Life goes on around you, even when yours comes to a grinding, unwanted halt.

A friend is getting married, I want to feel her enthusiasm but the twice-married always worry a little about the first-married. I hope she doesn't take that the wrong way. I'm sure he's a great guy who will make her happy and not turn out to be some kind of Dirty Dog in sheep's clothing. I think she's smart enough to recognize that too.
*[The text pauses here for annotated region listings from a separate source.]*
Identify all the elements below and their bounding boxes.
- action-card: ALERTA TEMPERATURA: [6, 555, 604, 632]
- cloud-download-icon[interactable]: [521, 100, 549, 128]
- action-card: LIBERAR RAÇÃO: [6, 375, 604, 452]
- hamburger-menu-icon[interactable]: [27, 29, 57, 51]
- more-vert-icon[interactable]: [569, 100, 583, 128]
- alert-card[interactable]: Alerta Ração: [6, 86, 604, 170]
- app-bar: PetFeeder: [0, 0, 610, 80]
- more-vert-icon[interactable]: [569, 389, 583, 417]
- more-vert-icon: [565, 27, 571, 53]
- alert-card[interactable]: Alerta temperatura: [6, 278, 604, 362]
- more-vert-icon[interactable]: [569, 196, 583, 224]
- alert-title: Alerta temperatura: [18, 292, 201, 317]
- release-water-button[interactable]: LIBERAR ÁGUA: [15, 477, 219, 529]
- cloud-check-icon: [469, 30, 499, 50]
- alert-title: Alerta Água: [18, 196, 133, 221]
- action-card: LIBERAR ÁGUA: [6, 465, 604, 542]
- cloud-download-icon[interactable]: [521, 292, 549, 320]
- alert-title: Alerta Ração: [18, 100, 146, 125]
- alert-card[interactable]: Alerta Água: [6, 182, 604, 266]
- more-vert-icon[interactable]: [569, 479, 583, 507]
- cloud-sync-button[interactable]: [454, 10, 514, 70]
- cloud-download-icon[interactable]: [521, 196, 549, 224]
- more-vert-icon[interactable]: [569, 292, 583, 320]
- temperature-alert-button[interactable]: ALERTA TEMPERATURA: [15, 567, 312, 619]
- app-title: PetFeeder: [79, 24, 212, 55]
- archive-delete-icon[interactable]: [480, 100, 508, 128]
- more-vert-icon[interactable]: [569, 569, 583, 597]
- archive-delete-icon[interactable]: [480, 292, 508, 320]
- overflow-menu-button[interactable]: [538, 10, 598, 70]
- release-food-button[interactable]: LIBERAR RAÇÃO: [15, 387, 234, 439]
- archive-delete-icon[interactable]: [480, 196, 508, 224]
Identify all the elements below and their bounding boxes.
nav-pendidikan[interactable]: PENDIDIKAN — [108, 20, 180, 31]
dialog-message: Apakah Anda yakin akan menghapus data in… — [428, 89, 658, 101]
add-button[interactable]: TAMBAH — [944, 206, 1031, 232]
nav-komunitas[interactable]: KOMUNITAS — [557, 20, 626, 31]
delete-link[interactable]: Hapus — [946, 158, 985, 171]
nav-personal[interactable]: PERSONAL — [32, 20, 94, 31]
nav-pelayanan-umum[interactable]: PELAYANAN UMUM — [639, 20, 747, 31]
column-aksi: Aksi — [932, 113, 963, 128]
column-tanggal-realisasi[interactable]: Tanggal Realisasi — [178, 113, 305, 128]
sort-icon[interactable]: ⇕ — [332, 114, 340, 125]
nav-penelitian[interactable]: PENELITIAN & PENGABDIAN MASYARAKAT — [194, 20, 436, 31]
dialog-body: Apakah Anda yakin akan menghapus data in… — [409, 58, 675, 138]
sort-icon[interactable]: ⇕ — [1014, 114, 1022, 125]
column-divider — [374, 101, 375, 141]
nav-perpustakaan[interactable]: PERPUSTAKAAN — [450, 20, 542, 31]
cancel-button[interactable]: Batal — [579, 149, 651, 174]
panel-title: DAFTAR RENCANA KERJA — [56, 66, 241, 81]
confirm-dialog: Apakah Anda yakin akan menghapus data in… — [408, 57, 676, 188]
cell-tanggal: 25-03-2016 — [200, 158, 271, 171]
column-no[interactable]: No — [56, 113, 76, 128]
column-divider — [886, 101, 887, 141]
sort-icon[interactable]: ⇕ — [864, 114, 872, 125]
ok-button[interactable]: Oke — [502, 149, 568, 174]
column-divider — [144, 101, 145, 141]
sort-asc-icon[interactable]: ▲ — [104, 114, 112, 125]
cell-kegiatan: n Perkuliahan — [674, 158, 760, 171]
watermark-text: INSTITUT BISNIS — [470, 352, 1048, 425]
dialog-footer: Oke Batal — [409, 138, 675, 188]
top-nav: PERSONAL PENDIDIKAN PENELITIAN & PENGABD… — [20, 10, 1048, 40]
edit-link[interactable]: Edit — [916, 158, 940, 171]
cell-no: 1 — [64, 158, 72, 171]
Reminds me of the childless who express all the perfect little wonderful things they'll do differently from those who already have children. It's kind of cute and their intentions are well-meaning, but I always feel that a person should step into the shoes first and walk in them for a bit.

I sound jaded today, don't I? Really I'm not. I just enjoy being the person who gets to watch people's firsts. To see their growth. To see how they change as people. Is that a Mommy thing, I wonder?

The shrink added Xanax to my little pharmacy collection yesterday. Makes me groggy but very calm. You could come and spit in my face and I'd probably doze off. So anyway, this particular shrink, unlike my therapist, thinks that I more than qualify for mental disability. Of course, I knew that already. It was just a matter of someone else seeing that without me having to lie about seeing flying purple mice.

I've also decided not to return to work or school-EVER. I've come to the realization that I am not cut out for such things like the average individual. I can live with that. I just hope that everyone else with the EXPECTATIONS can deal with that too. If not, they can pretty much kiss my ass and fuck off.